Tsunamis meurtriers - Quand une partie de la famille est restée là-bas...

Ramesh Chandran au milieu des dons reçus.
Photo: Jacques Nadeau Ramesh Chandran au milieu des dons reçus.

On parle beaucoup de chiffres et de matériel pour décrire l'aide humanitaire déployée à la suite de la catastrophe naturelle qui a ravagé le littoral de l'océan Indien. Mais une large partie du soutien vient aussi des bénévoles qui s'investissent corps et âme, ici même. Une aide qui prend un sens particulier quand une grande partie de la famille est établie dans les zones sinistrées.

Siriram Ramalingam, 22 ans, est Sri-Lankais d'origine. Bénévole au centre d'appels de la division québécoise de la Croix-Rouge depuis hier matin, il enregistre les dons, d'autant plus heureux de contribuer à l'effort collectif qu'il est toujours sans nouvelles d'une partie de sa famille établie dans les régions côtières du Sri Lanka, l'un des pays les plus touchés par le tsunami.

«Ça m'a donné un coup quand j'ai entendu à la télé [hier] matin qu'il y avait 18 000 morts», confie le néo-Québécois établi ici depuis 12 ans avec sa famille immédiate. «On est tellement impuissant devant des situations comme celle-là. Il fallait que je fasse quelque chose. On reste attaché à son pays d'origine. J'ai réfléchi à la façon d'offrir mon aide. J'ai même appelé le service d'urgence de la Croix-Rouge pour savoir à qui m'adresser. Je leur ai dit: "Je viens quand vous voulez." Ils m'ont répondu de venir tout de suite.» Siriram compte ainsi consacrer la plupart de ses temps libres, entre ses jours de travail, à la Croix-Rouge. C'est la première fois qu'il offre ses services à l'organisme, mais il reconnaît avoir l'habitude de s'impliquer dans sa communauté.

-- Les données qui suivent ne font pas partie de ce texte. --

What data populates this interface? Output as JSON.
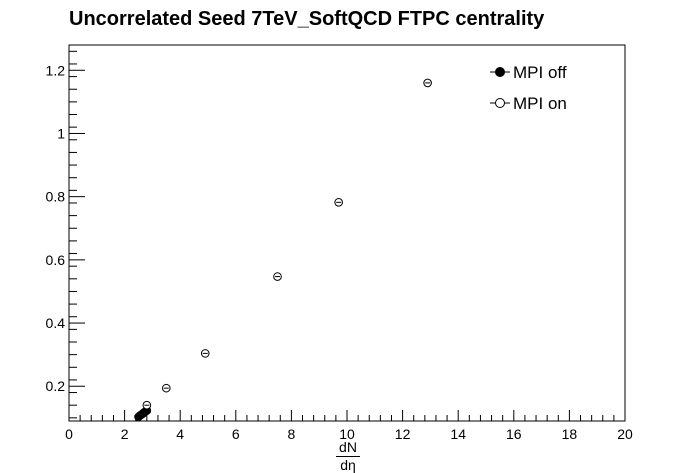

À minuit samedi, il apprend qu'un désastre a frappé son pays natal dans un appel de la famille qui vit sur les côtes sri-lankaises, près des zones sinistrées. «La plupart de ma famille est saine et sauve, souffle-t-il. Mais on n'a pas pu joindre tout le monde. Les lignes téléphoniques ne fonctionnent pas. Les autorité ont demandé de les libérer pour donner priorité aux secours.» Il s'inquiète aussi du fait que les autorités sri-lankaises ne sont pas préparées à affronter ce désastre. Mais la générosité des Québécois le rassure un peu. «Ça ne dérougit pas depuis que je suis arrivé.»

Donner de son temps n'a pas suffi. «On a ramassé le plus de vêtements possible à la maison pour les donner à la communauté tamoule de Montréal», ajoute le jeune homme. Au Mouvement mondial des tamouls du Québec, les activités des bénévoles vont aussi bon train. À la campagne de dons, dont les fruits s'élèvent maintenant à 22 000 $, s'ajoute la collecte de vêtements, que l'organisme va tenter d'envoyer au Sri Lanka, en Inde et en Indonésie, d'où vient principalement la diaspora tamoule. «Il y a plus de 15 000 Tamouls au Québec», indique Ramesh Chandran, bénévole du mouvement. «Demain, des élèves des écoles secondaires iront dans les Loblaws, Maxi et Super C pour amasser des dons.»